The agency's future is at stake

Aug 21, 2009 06:47 GMT  ·  By

The Review of Human Space Flight Plans group, appointed by the Obama Administration to assess the American space agency's situation, ambitions, funding plans and future plans, is about to soon make its final recommendations to the President. In the meantime, its members have announced that no more public meetings will be held from now on, after a busy schedule of visiting several cities within only a few months. But the information that already made its way into the media hints that NASA will be brought down more firmly into reality.

One of the main conclusions that the panel has come to is that the space agency is severely underfunded for all of the endeavors it plans to take on over the next few years. Its dream of reaching the Moon again, and maybe even Mars, may be unsustainable altogether, or may require massive, private support in order to come true. The group is also looking at ways to boost the agency's development, by drawing out new lines of development, and new collaboration opportunities between it and the private sector.

The panel also plans to breach the massive gap that exists at NASA, between talks and action. Over the past two presidential terms, when George W. Bush was still in office, the official position of his Administration was to support space exploration. As a result, large-scale plans appeared, which, however, were deprived of real and complete funding. This led to the discrepancies that the agency now faces, and which it must be helped to overcome, committee members believe.

The fact is, the panel says, that NASA simply does not have sufficient funds allotted to allow for its return to the Moon within this generation. “They don’t do anything for us anyhow. Anything we can do, we can do it better, cheaper, and faster with robots. And I mean cheaper by a factor of 10 to 100. Human beings are just not very good spacecraft,” American Institute of Physics former Executive Director Bob Parks, now a University of Maryland physicist, argues, quoted by Wired.
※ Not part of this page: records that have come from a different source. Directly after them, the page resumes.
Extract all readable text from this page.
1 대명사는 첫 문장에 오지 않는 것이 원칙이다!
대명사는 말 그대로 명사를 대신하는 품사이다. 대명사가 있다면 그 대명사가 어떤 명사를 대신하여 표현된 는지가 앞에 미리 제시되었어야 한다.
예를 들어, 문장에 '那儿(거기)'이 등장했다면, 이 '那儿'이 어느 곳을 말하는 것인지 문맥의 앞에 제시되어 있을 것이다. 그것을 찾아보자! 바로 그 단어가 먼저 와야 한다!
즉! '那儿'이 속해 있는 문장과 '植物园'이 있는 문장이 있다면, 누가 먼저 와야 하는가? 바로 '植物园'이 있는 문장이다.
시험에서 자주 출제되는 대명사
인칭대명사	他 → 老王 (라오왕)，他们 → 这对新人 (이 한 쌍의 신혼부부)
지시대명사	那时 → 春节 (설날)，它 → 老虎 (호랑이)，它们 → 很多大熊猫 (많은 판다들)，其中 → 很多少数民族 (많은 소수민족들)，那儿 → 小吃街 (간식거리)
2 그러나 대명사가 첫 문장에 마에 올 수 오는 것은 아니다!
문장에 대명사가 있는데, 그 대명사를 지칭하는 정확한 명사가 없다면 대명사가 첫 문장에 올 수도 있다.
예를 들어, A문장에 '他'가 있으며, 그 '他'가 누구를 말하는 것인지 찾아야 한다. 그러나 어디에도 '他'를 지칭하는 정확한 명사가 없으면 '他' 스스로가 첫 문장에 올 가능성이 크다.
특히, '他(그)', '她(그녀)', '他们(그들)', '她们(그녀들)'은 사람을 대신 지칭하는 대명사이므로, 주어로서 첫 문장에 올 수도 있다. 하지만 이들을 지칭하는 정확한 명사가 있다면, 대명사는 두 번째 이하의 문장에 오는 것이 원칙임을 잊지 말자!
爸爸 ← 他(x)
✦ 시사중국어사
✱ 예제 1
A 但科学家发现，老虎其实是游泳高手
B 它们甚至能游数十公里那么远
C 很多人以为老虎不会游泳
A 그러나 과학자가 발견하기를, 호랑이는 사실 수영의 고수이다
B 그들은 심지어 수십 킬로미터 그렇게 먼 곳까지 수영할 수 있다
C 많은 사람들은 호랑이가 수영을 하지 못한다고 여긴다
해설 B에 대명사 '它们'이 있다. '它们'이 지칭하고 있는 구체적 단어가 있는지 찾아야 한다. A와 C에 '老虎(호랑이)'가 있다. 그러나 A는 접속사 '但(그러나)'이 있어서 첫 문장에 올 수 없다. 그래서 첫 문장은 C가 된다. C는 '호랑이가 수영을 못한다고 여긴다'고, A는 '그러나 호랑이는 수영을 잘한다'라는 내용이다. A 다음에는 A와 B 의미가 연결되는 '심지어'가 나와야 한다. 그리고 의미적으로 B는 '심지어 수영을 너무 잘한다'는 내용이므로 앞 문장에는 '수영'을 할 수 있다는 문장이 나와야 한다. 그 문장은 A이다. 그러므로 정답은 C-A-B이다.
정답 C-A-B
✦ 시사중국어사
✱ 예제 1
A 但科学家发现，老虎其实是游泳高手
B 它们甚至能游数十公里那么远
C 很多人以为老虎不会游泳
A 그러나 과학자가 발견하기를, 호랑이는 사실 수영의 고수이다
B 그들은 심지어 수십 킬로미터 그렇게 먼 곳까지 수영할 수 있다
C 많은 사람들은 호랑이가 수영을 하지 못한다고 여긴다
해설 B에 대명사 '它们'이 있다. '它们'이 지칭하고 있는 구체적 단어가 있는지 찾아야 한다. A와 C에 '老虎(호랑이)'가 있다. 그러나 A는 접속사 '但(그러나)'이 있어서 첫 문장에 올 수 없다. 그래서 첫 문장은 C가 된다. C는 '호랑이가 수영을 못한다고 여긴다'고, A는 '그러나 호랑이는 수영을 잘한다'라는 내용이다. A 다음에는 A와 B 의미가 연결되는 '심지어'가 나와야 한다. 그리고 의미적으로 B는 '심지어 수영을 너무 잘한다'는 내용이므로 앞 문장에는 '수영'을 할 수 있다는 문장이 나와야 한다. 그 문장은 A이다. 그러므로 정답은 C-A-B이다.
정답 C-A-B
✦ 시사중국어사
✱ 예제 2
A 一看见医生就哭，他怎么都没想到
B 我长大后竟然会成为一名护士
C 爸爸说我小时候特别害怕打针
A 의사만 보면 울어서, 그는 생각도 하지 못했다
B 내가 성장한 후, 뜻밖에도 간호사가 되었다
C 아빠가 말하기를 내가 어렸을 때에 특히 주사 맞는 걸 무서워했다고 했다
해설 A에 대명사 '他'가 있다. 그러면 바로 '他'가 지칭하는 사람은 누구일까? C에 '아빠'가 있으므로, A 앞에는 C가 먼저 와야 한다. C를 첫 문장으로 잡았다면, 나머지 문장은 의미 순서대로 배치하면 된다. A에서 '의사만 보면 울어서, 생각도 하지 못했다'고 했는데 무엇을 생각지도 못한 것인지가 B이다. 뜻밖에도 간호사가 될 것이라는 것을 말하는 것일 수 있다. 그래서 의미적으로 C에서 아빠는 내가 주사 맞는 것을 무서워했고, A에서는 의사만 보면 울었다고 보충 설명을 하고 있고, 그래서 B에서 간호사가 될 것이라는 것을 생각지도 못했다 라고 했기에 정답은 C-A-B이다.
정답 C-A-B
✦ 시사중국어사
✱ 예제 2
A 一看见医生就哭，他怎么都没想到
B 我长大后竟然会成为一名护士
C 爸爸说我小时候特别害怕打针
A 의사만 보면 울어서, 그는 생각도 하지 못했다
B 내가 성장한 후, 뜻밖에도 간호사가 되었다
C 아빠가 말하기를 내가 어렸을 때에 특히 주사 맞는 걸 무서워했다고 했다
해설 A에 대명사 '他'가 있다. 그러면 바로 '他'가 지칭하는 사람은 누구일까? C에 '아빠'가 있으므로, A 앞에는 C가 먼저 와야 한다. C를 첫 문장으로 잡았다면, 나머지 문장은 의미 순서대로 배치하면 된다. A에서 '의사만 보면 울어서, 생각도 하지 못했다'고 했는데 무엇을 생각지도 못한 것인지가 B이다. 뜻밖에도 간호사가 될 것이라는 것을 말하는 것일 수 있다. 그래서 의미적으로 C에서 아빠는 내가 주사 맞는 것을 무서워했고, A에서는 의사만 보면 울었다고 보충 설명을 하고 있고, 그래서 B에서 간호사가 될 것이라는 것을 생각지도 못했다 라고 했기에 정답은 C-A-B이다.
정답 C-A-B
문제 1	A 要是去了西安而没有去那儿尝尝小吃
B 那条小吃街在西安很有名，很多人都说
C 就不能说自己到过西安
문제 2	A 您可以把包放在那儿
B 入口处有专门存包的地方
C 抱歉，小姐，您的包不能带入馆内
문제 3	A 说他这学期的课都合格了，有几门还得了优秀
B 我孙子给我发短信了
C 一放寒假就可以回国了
It remains to be seen exactly what the panel will propose. At this point, its members are working on reducing the number of possible development scenarios for the agency to only a handful. They had to go through over 3,000 pieces of data, before finally combining them into seven possible future plans. Now, they plan to collapse them into a lower number as well. The final decision is highly expected, and it will undoubtedly influence American space exploration for the years to come.